Михаэлис закончил свою речь очень убежденно: он действительно верил в то, что говорил, по крайней мере, в отношении Джулии. Однако именно она и глядела на него скептически. Что же до Симеони, то он вообще ничего не понял.

Иезуит подбирал слова, которые могли бы помочь ему лучше объяснить свою мысль, но тут из коридора послышались крики, хлопанье дверей и торопливые шаги. Он вскочил с кресла и бросился к выходу. Замок пришел в невероятное возбуждение: слуги с растерянными лицами носились взад-вперед по коридору, повсюду тревожно перешептывались группы выскочивших из комнат придворных.

Падре Михаэлис обратился к какому-то францисканскому монаху, пробегавшему мимо в полном отчаянии:

– Что случилось?

Монах посмотрел на него полными слез глазами.

– Случилась трагедия, настоящая трагедия! Один из проклятых еретиков убил герцога де Гиза!

– Где это произошло?

– В Орлеане, который только что заняли наши. Сейчас герцога, завернутого в саван, везут сюда. Кто защитит теперь католиков?

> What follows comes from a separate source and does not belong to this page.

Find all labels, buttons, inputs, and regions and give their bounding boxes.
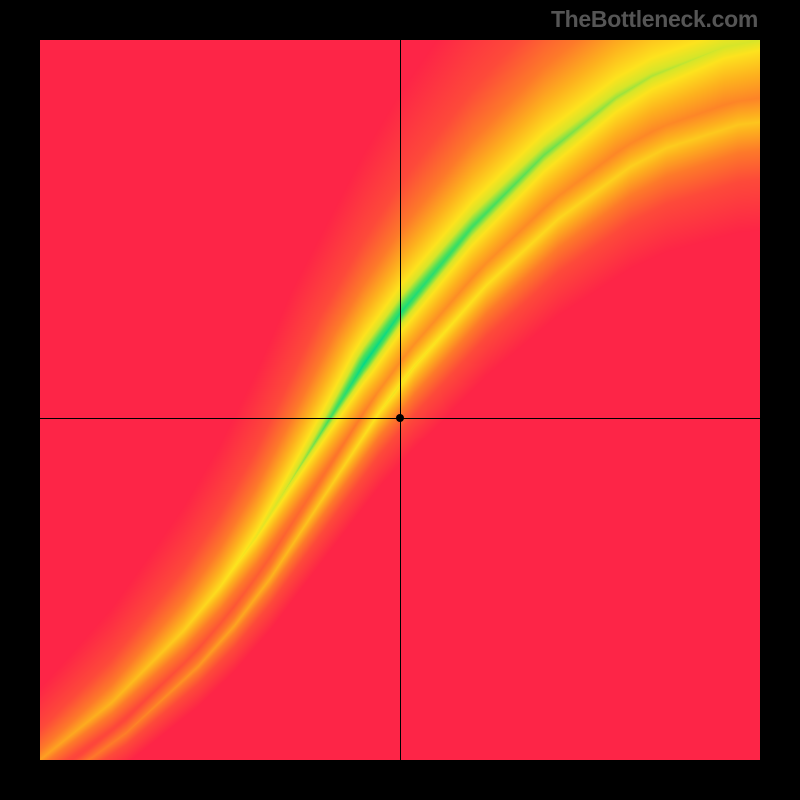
watermark-text: TheBottleneck.com (551, 6, 758, 33)
crosshair-vertical (400, 40, 401, 760)
heatmap-plot (40, 40, 760, 760)
marker-dot (396, 414, 404, 422)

Михаэлис сознавал всю важность момента, но в мозгу его вдруг всплыла неожиданная мысль: не на это ли убийство намекает катрен Нострадамуса о Королевском павильоне и о Герцоге под покрывалом?

Но на фантазии времени не было. Никогда еще вооруженное столкновение между католиками и гугенотами не было так близко. И проекты, о которых он говорил Екатерине Медичи, уже не смогут осуществиться так быстро, как он надеялся.